Quelle est la rapidité des sorties sur les ETF Ethereum au comptant ?

Regardons les chiffres. Selon les données quotidiennes de SoSoValue, le marché des ETF Ethereum au comptant aux États-Unis est entré dans son cycle actuel de sorties depuis le 11 mai 2026. Pour la seule journée du 28 mai, les sorties nettes ont atteint 121 millions de dollars, portant à 13 le nombre de séances consécutives de retraits. Au 28 mai, la valeur nette totale des actifs des ETF Ethereum au comptant s’élevait à 11,296 milliards de dollars, avec un ratio net d’actifs ETF (valeur de marché rapportée à la capitalisation totale d’Ethereum) de 4,65 %. Les entrées nettes cumulées historiques avoisinent 11,392 milliards de dollars.

À l’échelle mensuelle, les ETF Ethereum au comptant ont enregistré un retrait net cumulé de 401 millions de dollars en mai, soit la plus forte pression vendeuse institutionnelle depuis janvier 2026. Ce mouvement fait écho à la contraction récente des capitaux dans les ETF Bitcoin. Les données montrent que les ETF Bitcoin au comptant subissent également une pression persistante, avec une sortie nette de près de 229 millions de dollars le 28 mai — dont 178 millions proviennent de l’IBIT de BlackRock.

Cependant, la comparaison de ces ensembles de données révèle une différence structurelle notable : les sorties des ETF Ethereum ne s’apparentent pas simplement à un « repli baissier ».

Les sorties sont-elles dues à une rotation des capitaux plutôt qu’à un véritable retrait ?

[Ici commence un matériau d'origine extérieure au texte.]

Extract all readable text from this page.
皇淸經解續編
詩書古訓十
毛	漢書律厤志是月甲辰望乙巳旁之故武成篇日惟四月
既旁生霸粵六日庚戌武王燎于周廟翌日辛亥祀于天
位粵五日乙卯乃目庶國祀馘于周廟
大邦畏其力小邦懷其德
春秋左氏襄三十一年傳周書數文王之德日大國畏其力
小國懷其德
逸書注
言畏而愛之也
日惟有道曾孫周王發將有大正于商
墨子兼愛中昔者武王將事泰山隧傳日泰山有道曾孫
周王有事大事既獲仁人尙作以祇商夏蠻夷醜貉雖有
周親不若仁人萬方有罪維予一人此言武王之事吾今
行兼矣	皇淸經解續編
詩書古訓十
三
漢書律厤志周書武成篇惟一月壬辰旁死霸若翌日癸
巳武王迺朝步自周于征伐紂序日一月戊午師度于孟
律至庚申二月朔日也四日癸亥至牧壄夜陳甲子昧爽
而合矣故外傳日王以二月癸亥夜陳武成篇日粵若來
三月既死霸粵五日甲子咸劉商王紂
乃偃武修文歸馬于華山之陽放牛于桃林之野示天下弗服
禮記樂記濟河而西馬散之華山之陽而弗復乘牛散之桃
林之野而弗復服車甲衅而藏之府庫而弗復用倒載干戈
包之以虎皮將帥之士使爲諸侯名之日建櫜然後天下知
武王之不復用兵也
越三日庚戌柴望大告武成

Les chiffres du 28 mai apportent un éclairage clé. Ce jour-là, la plus forte sortie nette journalière parmi les ETF Ethereum au comptant a concerné l’ETHA de BlackRock, avec 80,3895 millions de dollars retirés. Pourtant, dans le même temps, l’ETF Ethereum staké de BlackRock (ETHB) a enregistré une entrée nette de 3,1145 millions de dollars, portant ses entrées nettes cumulées historiques à plus de 521 millions de dollars.

Cette divergence au niveau des produits ne se limite pas à une seule journée. Depuis le lancement de l’ETHB de BlackRock sur le Nasdaq le 12 mars 2026, les institutions de recherche suivent de près les flux de capitaux entre ETHA et ETHB. Les données indiquent qu’une part significative des fonds institutionnels migre d’ETHA — l’ETF au comptant traditionnel — vers ETHB, qui distribue des récompenses de staking. Ce basculement ne modifie pas l’exposition nette globale des institutions à Ethereum, mais il transforme la structure de rendement : d’une exposition purement au prix à une allocation « prix + rendement de staking ».

Reconsidérer les 13 jours de sorties nettes sous cet angle montre qu’une grande partie de ces « sorties nettes » correspond en réalité à un repositionnement des mêmes institutions sur le même actif sous-jacent, et non à un retrait net de nouveaux capitaux. Si cela se confirme, la problématique structurelle du marché des ETF Ethereum ne réside pas seulement dans les sorties, mais dans le remplacement progressif des ETF au comptant traditionnels par des alternatives de staking — un phénomène que les statistiques de marché actuelles ne reflètent pas pleinement.

Pourquoi observe-t-on des tendances contrastées dans les détentions institutionnelles ?

Si les capitaux ne font que tourner au niveau des contrats, comment interpréter l’attitude des institutions vis-à-vis de leurs positions Ethereum ? Les déclarations 13F du premier trimestre 2026 révèlent une forte divergence dans les comportements institutionnels.

Wells Fargo a augmenté ses avoirs dans l’ETF ETHA de BlackRock de 63,5 % au premier trimestre 2026, passant d’environ 672 600 parts à près de 1,1 million, et a renforcé sa position dans l’ETF Bitwise Ethereum (ETHW) d’environ 37 %. Cette accumulation indique qu’au moins sur le premier trimestre 2026, une part significative des institutions financières traditionnelles a accru son exposition à Ethereum.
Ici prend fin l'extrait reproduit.